Sales rose 0.3 percent after falling the same amount in January, the Commerce Department said last week. Still, consumer spending shows no sign of slowing down, as it accounted for $6 trillion of the $9 trillion U.S. economy last year and helped dig the country out of the recession.


Speaking of the "r" word, everyone -- including Federal Reserve chairman Alan Greenspan -- says the recession is over, though the recovery will be slow. Many catalogers and retailers reported good news for February sales, with the Sharper Image at the top of the list. The company saw its catalog sales skyrocket 98 percent to $8.7 million last month over February 2001 and gave much of the credit to an infomercial campaign it aired.


In several respects, the horrible events of Sept. 11 seem a lifetime ago -- not six months.

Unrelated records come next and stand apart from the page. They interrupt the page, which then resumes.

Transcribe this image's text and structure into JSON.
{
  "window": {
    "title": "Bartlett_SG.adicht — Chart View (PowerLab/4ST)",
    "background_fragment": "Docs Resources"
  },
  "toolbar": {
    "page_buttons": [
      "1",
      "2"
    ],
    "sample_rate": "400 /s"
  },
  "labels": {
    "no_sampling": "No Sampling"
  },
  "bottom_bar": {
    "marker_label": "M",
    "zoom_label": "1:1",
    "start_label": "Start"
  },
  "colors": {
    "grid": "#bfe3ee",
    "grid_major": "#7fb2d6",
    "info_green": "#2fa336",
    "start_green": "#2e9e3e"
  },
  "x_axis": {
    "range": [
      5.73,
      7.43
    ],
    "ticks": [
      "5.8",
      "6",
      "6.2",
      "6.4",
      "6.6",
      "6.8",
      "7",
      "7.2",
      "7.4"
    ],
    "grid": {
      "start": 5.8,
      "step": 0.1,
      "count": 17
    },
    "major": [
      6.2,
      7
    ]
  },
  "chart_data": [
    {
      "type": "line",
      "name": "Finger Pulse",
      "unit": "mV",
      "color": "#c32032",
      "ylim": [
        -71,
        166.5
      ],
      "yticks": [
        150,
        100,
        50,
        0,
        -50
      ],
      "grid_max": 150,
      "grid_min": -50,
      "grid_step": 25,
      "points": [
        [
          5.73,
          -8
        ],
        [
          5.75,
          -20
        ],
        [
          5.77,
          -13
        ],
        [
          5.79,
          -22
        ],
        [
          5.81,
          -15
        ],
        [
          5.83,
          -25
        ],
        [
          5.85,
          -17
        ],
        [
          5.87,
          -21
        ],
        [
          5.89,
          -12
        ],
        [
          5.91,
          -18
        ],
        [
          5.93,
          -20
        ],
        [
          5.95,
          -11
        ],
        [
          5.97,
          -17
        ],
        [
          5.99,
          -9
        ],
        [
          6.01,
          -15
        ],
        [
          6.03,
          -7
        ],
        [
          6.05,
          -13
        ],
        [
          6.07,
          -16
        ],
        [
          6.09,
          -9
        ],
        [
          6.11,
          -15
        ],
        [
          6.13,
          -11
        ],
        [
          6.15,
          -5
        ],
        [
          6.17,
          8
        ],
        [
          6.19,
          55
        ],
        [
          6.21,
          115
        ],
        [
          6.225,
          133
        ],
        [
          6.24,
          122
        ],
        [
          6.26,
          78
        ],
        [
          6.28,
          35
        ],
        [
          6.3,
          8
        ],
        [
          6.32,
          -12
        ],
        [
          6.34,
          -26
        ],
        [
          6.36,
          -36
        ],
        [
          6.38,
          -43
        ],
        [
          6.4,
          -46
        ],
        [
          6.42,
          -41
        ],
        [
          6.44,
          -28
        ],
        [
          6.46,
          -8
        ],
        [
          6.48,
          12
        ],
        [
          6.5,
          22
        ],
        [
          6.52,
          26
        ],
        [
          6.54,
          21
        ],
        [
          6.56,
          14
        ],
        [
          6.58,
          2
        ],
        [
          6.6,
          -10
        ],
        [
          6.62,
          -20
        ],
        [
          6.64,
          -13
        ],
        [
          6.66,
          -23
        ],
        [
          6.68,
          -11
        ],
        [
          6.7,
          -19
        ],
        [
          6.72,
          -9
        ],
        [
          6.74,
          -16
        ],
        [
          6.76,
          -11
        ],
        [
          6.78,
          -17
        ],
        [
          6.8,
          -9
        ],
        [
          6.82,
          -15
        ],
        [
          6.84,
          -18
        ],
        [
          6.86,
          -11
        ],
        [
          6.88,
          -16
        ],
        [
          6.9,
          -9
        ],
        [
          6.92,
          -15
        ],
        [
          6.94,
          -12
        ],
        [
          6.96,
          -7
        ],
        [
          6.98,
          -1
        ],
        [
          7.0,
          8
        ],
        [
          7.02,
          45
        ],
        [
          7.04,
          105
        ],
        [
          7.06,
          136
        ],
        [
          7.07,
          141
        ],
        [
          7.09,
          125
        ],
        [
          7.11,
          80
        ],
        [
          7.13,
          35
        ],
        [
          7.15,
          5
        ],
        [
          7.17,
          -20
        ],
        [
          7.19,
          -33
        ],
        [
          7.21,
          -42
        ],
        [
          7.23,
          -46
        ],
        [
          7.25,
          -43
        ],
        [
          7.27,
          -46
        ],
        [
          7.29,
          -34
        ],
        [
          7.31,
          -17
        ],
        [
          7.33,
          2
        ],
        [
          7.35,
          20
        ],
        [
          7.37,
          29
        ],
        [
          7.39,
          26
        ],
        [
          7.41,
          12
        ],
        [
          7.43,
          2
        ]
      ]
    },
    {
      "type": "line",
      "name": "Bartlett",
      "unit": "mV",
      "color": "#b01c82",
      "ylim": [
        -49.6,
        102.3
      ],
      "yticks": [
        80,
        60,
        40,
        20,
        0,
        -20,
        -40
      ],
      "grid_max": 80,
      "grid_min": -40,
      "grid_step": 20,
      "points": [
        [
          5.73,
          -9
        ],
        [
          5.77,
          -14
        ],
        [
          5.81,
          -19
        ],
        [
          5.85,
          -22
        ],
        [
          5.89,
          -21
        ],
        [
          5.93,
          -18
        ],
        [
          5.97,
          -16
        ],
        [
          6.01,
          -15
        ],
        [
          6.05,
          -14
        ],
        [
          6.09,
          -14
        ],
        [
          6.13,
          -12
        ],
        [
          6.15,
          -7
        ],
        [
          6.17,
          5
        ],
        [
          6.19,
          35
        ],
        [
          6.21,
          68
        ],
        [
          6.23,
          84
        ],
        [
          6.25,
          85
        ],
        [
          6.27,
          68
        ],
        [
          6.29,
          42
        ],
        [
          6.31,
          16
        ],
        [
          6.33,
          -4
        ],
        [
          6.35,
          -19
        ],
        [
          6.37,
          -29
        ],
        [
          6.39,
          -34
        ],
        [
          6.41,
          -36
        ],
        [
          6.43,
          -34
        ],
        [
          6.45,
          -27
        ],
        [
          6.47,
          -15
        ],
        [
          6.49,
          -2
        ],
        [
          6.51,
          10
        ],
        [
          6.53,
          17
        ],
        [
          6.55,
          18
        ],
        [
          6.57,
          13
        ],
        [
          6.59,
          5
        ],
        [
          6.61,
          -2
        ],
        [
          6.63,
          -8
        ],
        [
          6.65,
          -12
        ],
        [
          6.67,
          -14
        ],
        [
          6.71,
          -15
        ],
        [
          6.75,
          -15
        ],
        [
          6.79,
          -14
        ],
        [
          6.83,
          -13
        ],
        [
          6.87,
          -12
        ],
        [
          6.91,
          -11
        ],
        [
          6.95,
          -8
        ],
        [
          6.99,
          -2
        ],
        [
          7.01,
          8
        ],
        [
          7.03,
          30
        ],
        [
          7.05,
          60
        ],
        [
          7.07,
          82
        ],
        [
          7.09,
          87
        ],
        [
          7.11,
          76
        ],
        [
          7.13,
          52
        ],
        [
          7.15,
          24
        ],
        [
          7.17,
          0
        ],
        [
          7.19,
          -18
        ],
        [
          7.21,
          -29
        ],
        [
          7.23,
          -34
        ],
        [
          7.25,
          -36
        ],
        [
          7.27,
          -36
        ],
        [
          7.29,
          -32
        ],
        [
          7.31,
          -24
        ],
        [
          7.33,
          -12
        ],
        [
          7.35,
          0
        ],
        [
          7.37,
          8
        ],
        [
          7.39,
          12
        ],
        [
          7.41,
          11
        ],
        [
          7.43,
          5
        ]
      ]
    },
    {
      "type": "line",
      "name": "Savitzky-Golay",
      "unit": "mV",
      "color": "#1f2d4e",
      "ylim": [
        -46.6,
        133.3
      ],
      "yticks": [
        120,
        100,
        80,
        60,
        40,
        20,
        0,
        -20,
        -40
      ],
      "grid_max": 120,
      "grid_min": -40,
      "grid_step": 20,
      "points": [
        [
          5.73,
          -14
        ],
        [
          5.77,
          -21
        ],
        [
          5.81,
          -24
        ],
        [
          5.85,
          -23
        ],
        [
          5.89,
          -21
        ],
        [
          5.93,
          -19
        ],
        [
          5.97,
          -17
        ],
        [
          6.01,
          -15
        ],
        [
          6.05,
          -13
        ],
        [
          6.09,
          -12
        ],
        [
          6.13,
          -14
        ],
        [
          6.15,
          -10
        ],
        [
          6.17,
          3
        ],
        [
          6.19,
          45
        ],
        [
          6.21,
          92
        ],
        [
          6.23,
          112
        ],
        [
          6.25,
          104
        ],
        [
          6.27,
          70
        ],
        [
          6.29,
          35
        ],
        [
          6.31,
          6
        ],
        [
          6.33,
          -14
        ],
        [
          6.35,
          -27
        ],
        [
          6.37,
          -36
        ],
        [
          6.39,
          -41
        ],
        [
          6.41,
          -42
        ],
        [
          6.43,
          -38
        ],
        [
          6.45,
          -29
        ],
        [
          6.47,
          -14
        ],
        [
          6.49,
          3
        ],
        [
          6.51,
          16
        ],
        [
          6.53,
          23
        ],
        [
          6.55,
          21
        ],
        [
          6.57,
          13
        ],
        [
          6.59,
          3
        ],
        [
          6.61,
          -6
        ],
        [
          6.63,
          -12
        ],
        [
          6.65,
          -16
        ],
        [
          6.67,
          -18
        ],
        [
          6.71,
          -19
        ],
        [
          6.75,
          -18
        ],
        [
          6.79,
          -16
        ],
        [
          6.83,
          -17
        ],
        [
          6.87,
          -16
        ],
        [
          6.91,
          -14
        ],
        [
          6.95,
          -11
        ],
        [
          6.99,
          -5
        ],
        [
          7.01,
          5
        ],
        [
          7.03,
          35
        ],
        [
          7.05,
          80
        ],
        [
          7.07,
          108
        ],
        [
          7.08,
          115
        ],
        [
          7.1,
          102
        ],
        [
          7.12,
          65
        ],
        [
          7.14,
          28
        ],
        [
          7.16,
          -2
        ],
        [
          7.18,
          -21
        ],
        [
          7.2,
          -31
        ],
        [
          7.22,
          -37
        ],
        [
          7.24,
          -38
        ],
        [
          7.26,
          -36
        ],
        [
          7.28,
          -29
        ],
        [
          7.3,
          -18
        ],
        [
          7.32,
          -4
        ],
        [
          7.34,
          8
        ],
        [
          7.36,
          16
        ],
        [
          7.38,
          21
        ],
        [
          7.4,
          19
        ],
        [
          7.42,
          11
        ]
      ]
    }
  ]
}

While the fear of terrorism continues to eat into some industries, especially tourism, people's resiliency comes shining through. Life isn't like before, but it never will be again. Those of us in New York City began looking toward a new symbol of hope last week: twin beams of light that pierce the night sky to create an eternal memorial to those who lost their lives at the World Trade Center. The memorial is only temporary, officials say. Why not make it permanent?


DTC Advertising and Drug Costs


Vioxx. Nexium. Claritin. Day and night, the commercials never stop. Who would have thought that direct-to-consumer drug advertising would be this big back in 1997 when the Food and Drug Administration loosened its restrictions? However, those campaigns don't come cheap and are driving up costs, The Wall Street Journal reported last week. Manufacturers aren't backing away either, as supported by numbers from researcher CMR, which put DTC drug ad spending at $2.49 billion last year. In 1997, it was $859 million. Meanwhile, the Journal pointed out the latest strategy to market new drugs -- the lowly coupon -- as more companies offer free one-week and one-month supplies of their drugs.